L’éternité n’est pas si longue

L’Éternité n’est pas si longue

Éditions de l’Olivier / Points

couv-leternite-nest-pas-si-longue leternite-nest-pas-si-longue-poche

Quatrième de couverture

« Si l’on m’avait dit un jour que la variole viendrait décimer notre espèce, j’aurais certes frémi, mais j’aurais aussi imaginé tout ce qu’un tel événement pouvait apporter à nos sociétés malades, et je me serais trompée : la variole ne nous a pas changés. Il ne se passe rien – des gens meurent par centaines de milliers, mais mourir ce n’est pas quelque chose, au contraire : c’est encore plus de rien. Aucune fraternité, aucun miracle n’est à observer nulle part. Aucune révélation ne soulève jamais aucun de mes semblables et nous sombrons tous dans la médiocrité, dans l’indignité, sans avoir rien abdiqué de nos considérations ineptes, de nos susceptibilités ridicules ni de nos habitudes sans relief. Si je veux dormir dans un monde si décevant, je n’ai d’autre choix que de me raconter des histoires comme si j’étais mon propre enfant. »

L’éternité n’est pas si longue ne raconte pas la fin de l’espèce humaine mais celle d’un de ses plus originaux spécimens, Nora, une jeune femme à l’humour fulgurant et au fort penchant mélancolique. Elle qui, après avoir miraculeusement échappé à la mort, reprochait à ses proches amis de ne pas vivre comme s’ils allaient mourir un jour doit soudain réinventer son existence. »

Notes de l’auteur

1. Slogan

Dans L’Éternité n’est pas si longue, la variole n’est pas une forme de science-fiction ou d’anticipation, mais une allégorie. La variole dont je veux parler est à l’œuvre tout autour de nous, nous l’acceptons mollement ou la combattons vainement, mais sans répit elle corrompt ce que nous avons de plus précieux en nous : notre humanité même, et notre conscience.
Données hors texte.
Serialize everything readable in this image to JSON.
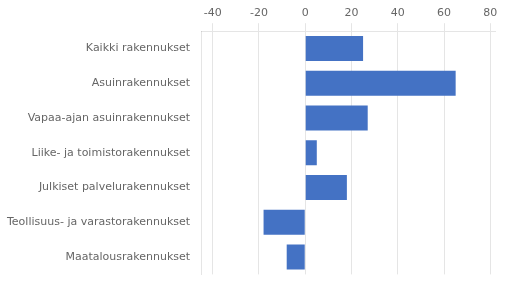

La variole que je décris, c’est le capitalisme, la mondialisation, le consumérisme, l’individualisme, l’acceptation de l’esclavage moderne et la soumission à de pseudo impératifs économiques, la sujétion à la voiture et au pétrole,

la variole, c’est dire : quand je rentre du travail j’ai besoin de me vider la tête, c’est donc allumer la télévision, et au final ne plus jamais réfléchir, c’est regarder la télévision et croire à ce qu’elle nous dit, c’est accepter l’offre marketing et perdre toute forme de curiosité, c’est la pensée unique, la paresse intellectuelle, c’est le culte de héros sans étoffe ni talent,

la variole, c’est se dire je ne vois pas pourquoi je ne ferais pas ça alors que d’autres ne s’en privent pas, c’est se dire après nous le déluge, c’est prendre ses créances personnelles pour des normes universelles,

la variole, c’est l’indifférence, l’égoïsme, c’est ne jamais penser à ceux qui dorment dehors quand il neige, c’est parler de pertes humaines en termes numériques,

la variole, c’est le réchauffement climatique, l’élevage intensif, c’est Fukushima, c’est modifier génétiquement un porc pour qu’il soit plus facile à découper,

la variole, c’est revendre ses cadeaux de Noël sur Internet la nuit du 25 au 26 décembre, c’est toujours vouloir la dernière version du dernier gadget technologique à la mode, c’est jeter plutôt que de réparer, c’est subir le désir comme une lobotomie,

la variole, c’est l’argent, c’est subordonner à l’argent l’honnêteté dans le travail et le rapport à autrui, c’est estimer ses propres besoins à son aune,

la variole, c’est le culte de l’apparence, le culte de la jeunesse et de la précocité, c’est le manque de considération pour les aînés,

la variole, c’est le présupposé que l’espèce humaine est naturellement dominante et qu’elle peut donc se permettre d’exploiter et de manger les autres espèces,

la variole, c’est oublier que l’on va mourir et vivre sa vie entière dans cette cécité-là.

2. Soundtrack

Le titre du roman vient de My own private disco, une chanson du groupe Help ! She Can’t Swim :

« I wouldn’t care if you were / The only one I saw / Cos’ I hate other people / I’m sick of being bored / Let’s just sleep forever / forever’s not that long ». C’est bien cela : forever’s not that long.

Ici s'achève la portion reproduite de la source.